The decision of Senior Evangelical Anglicans to set up a 'church within a church' has been met with dire warnings from the Archbishop of Canterbury, but these are hardly likely to deter them. The FOCA grouping represents at least half of Anglicans worldwide, and in terms of what they believe, probably 80% of those who actually attend church.
More than 60 years ago Dr Martyn Lloyd Jones, the great Congregational leader appealed to evangelical Anglicans like John Stott to come out from among them and join evangelical non-conformists in a new grouping. Alas, they did not, and while at times the Church of England has had evangelical leaders like Donald Coggan and George Carey, and even today has real Bible believing scholars like Tom Wright among its bishops, too often we have had to suffer the leadership of liberal politicians like Runcie or the unworldly liberals like Ramsay and unworldly intellectuals like Rowan Williams.
Anglicanism has always been a broad church incorporating three groupings, evangelicals, liberals and catholics. The church hierarchy is dominated by liberal catholics, since they are appointed largely by politicians with little faith or none, who are influenced by academic distinction. There have been some very clever Archbishops, but not many wise ones. At present 1300 catholic priests are threatening to leave the Church of England over the possibility of women bishops which demonstrates that the liberals are beset on either side.

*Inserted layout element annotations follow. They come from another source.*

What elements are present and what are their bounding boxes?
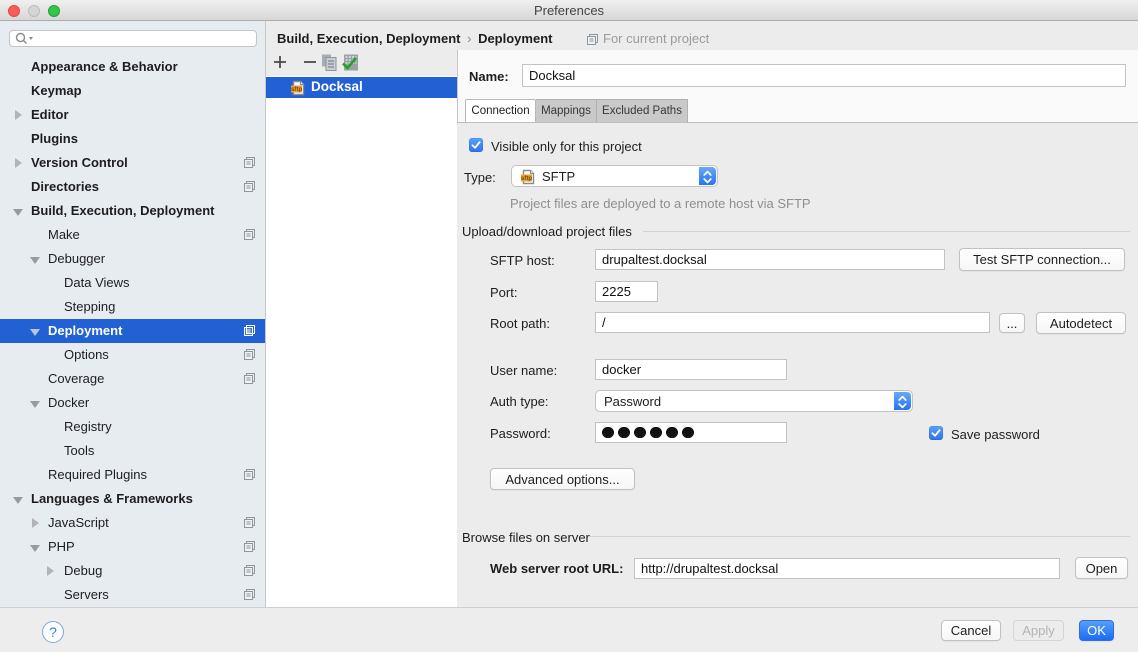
svg-text:sftp: sftp: [521, 175, 533, 182]
svg-text:sftp: sftp: [291, 86, 303, 93]
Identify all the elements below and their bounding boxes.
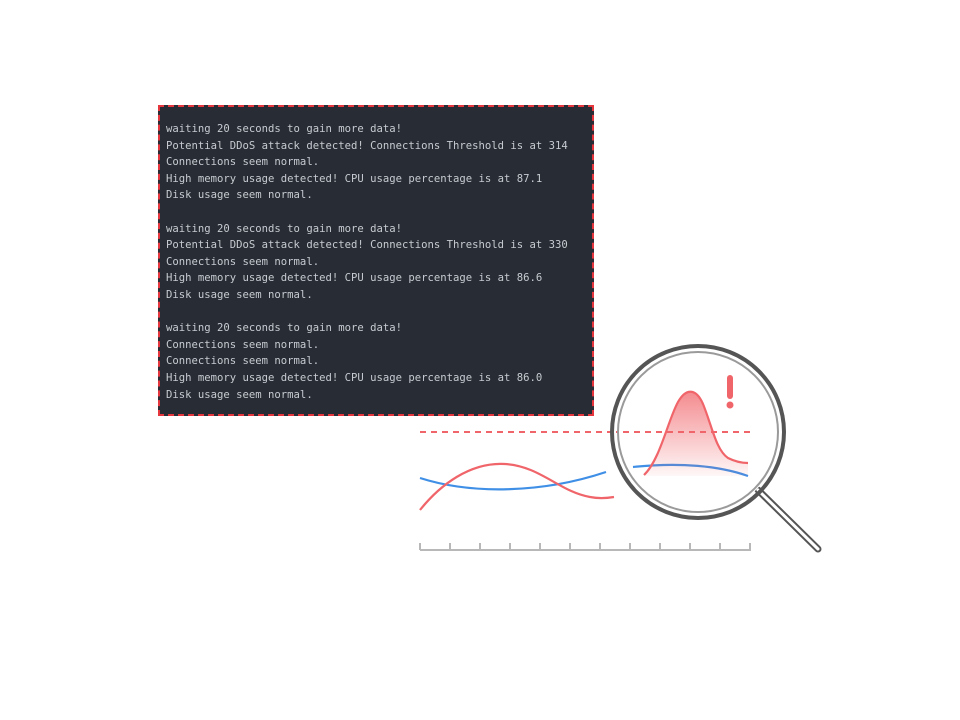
magnifying-glass-handle bbox=[754, 486, 822, 553]
magnifying-glass-lens bbox=[616, 350, 780, 514]
timeline-axis bbox=[419, 543, 751, 551]
terminal-line: waiting 20 seconds to gain more data! bbox=[166, 123, 402, 135]
terminal-line: waiting 20 seconds to gain more data! bbox=[166, 222, 402, 235]
terminal-line: Potential DDoS attack detected! Connecti… bbox=[166, 139, 568, 152]
anomaly-peak-fill bbox=[644, 391, 748, 476]
anomaly-peak-line bbox=[643, 390, 749, 476]
magnifying-glass-icon bbox=[610, 344, 786, 520]
terminal-window: waiting 20 seconds to gain more data! Po… bbox=[158, 105, 594, 416]
terminal-line: Connections seem normal. bbox=[166, 156, 320, 169]
blue-series-line bbox=[419, 470, 607, 491]
terminal-line: Connections seem normal. bbox=[166, 255, 320, 268]
exclamation-icon bbox=[726, 375, 734, 409]
terminal-line: Disk usage seem normal. bbox=[166, 288, 313, 301]
terminal-line: High memory usage detected! CPU usage pe… bbox=[166, 272, 543, 285]
terminal-line: waiting 20 seconds to gain more data! bbox=[166, 322, 402, 335]
terminal-line: Connections seem normal. bbox=[166, 355, 320, 368]
terminal-line: High memory usage detected! CPU usage pe… bbox=[166, 172, 543, 185]
terminal-line: Disk usage seem normal. bbox=[166, 388, 313, 401]
terminal-line: Disk usage seem normal. bbox=[166, 189, 313, 202]
red-series-line bbox=[419, 462, 615, 511]
terminal-line: High memory usage detected! CPU usage pe… bbox=[166, 371, 543, 384]
terminal-line: Potential DDoS attack detected! Connecti… bbox=[166, 239, 568, 252]
zoomed-blue-series-line bbox=[632, 463, 749, 478]
terminal-line: Connections seem normal. bbox=[166, 338, 320, 351]
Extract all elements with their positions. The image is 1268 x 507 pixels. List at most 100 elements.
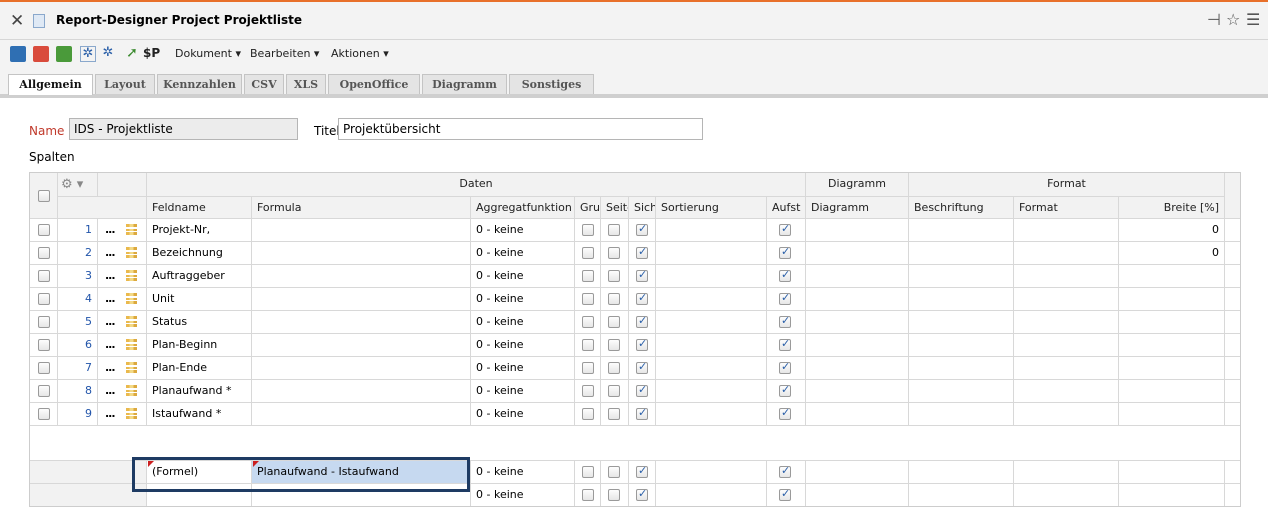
tab-openoffice[interactable]: OpenOffice — [328, 74, 420, 94]
more-icon[interactable]: ... — [105, 361, 116, 374]
cell-aggregat[interactable]: 0 - keine — [471, 357, 575, 380]
menu-dokument[interactable]: Dokument ▾ — [175, 47, 241, 60]
sicht-checkbox[interactable] — [636, 222, 648, 236]
more-icon[interactable]: ... — [105, 384, 116, 397]
seite-checkbox[interactable] — [608, 316, 620, 328]
more-icon[interactable]: ... — [105, 407, 116, 420]
aufst-checkbox[interactable] — [779, 222, 791, 236]
seite-checkbox[interactable] — [608, 489, 620, 501]
select-all-icon[interactable]: ✲ — [80, 46, 96, 62]
grid-icon[interactable] — [126, 408, 137, 419]
cell-format[interactable] — [1014, 288, 1119, 311]
cell-sortierung[interactable] — [656, 334, 767, 357]
aufst-checkbox[interactable] — [779, 406, 791, 420]
cell-aggregat[interactable]: 0 - keine — [471, 288, 575, 311]
sicht-checkbox[interactable] — [636, 337, 648, 351]
cell-beschriftung[interactable] — [909, 334, 1014, 357]
seite-checkbox[interactable] — [608, 224, 620, 236]
cell-feldname[interactable]: Projekt-Nr, — [147, 219, 252, 242]
cell-formula[interactable] — [252, 311, 471, 334]
seite-checkbox[interactable] — [608, 466, 620, 478]
cell-beschriftung[interactable] — [909, 484, 1014, 506]
column-header-4[interactable]: Grup — [575, 197, 601, 219]
seite-checkbox[interactable] — [608, 408, 620, 420]
name-input[interactable]: IDS - Projektliste — [69, 118, 298, 140]
column-header-9[interactable]: Diagramm — [806, 197, 909, 219]
cell-breite[interactable] — [1119, 265, 1225, 288]
sicht-checkbox[interactable] — [636, 291, 648, 305]
cell-feldname[interactable]: Bezeichnung — [147, 242, 252, 265]
row-checkbox[interactable] — [38, 408, 50, 420]
column-header-3[interactable]: Aggregatfunktion — [471, 197, 575, 219]
cell-diagramm[interactable] — [806, 357, 909, 380]
cell-format[interactable] — [1014, 380, 1119, 403]
cell-aggregat[interactable]: 0 - keine — [471, 311, 575, 334]
tab-csv[interactable]: CSV — [244, 74, 284, 94]
grup-checkbox[interactable] — [582, 489, 594, 501]
cell-formula[interactable] — [252, 265, 471, 288]
column-header-10[interactable]: Beschriftung — [909, 197, 1014, 219]
menu-bearbeiten[interactable]: Bearbeiten ▾ — [250, 47, 319, 60]
grid-icon[interactable] — [126, 270, 137, 281]
cell-breite[interactable]: 0 — [1119, 219, 1225, 242]
aufst-checkbox[interactable] — [779, 360, 791, 374]
row-checkbox[interactable] — [38, 293, 50, 305]
cell-breite[interactable] — [1119, 484, 1225, 506]
grup-checkbox[interactable] — [582, 270, 594, 282]
cell-feldname[interactable]: Status — [147, 311, 252, 334]
tab-allgemein[interactable]: Allgemein — [8, 74, 93, 95]
menu-icon[interactable]: ☰ — [1246, 10, 1260, 29]
grup-checkbox[interactable] — [582, 362, 594, 374]
cell-sortierung[interactable] — [656, 357, 767, 380]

The evangelical dispute is portrayed as anti-gay, but that is not a true characterization. The appointment of a practising gay bishop in America is only the trigger of a long running dispute between conservatives and liberals over the basis of faith. Conservatives hold to the supremacy of Scripture. They are not fundamentalists who refuse to see that the Bible is written in various literary forms which need to be interpreted accordingly, but they will not depart from the plain meaning of Scripture as liberals do when it does not coincide with modern mores.
Gay people tend to justify themselves by saying that this is a hard-wired state that they have no control over. That may or may not be true, but what the Bible teaches about sex is that it is designed for marriage. I consider myself to be hard-wired to be attracted to pretty women. I do have control over whom I sleep with, however.
Just as we would not choose a serial adulterer to be our pastor neither would we choose anyone else who misuses sex. This is not a sex thing, it is a sin thing. We would not choose as our pastor a gossip, a thief, a wife-beater, a tax-cheat, or anyone else who fits the description in Romans chapter 1. There is always room for repentance, of course, and all sinners are welcome to our churches. We just don't ask unrepentant sinners to lead us.
I use the word 'pastor' rather than 'bishop' because the words are used interchangeably in the New Testament, which sees no hierarchy of church office. 'Bishop' (episcopos = overseer) is used interchangeably with 'presbyter' (which some say is where we get the world 'priest', but actually means elder) and with pastor (or shepherd). The New Testament does not recognise 'priest' in the Old Testament sense of someone who makes representations on behalf of the people to God. The Protestant reformers spoke about the 'priesthood of all believers'.
This is what Martin Luther said about it: That the pope or bishop anoints, makes tonsures, ordains, consecrates, or dresses differently from the laity, may make a hypocrite or an idolatrous oil-painted icon, but it in no way makes a Christian or spiritual human being. In fact, we are all consecrated priests through Baptism, as St. Peter in 1 Peter 2:9 says, "You are a royal priesthood and a priestly kingdom," and Revelation 5:10, "Through your blood you have made us into priests and kings." For an extensive discussion see this link.
Neither am I much impressed with the other priestly function of being able to conduct the Eucharist in a way that a lay-person could not. This derives from a supposed 'apostolic succession', that Roman Catholics deny belongs to Anglicans anyway. When St. Paul gives instructions for the taking of communion in 1 Corinthians ch 11, there is no mention of a special officer with magical powers to turn bread into flesh and wine into blood. This is a memorial meal (v24 'do this in remembrance of me'). He does, however, emphasise unity and the body life of the church.
One of the difficulties conservative Anglicans find in breaking away from their liberal colleagues is the ownership of church buildings. Although a recent decision of a court in Virginia has suggested that the resident church owns the building, not the distant diocese, this may not hold on appeal and in any case mistakes the church for the building. The church is the people. The building is just a convenience. My daughter visited a church based in a rented school hall last week. they were happy not to have the responsibility of a building to maintain. My own church is facing a large financial outgoing to repair or replace its building. The Church of England owns a huge number of old buildings that the nation sees at its own. They have the responsibility of repairs and upkeep of structures that are increasingly a burden rather than a blessing.
There are some fine buildings among them and no doubt they are peaceful places that aid meditation, but they are a mess of potage when it comes to our (new-)birthright. We worship a God who owns the cattle on a thousand hills and the gold in every mine. Let the heathens have their fine buildings, their colorful vestments, their delightful music, their pomp and show. We would rather have the truth.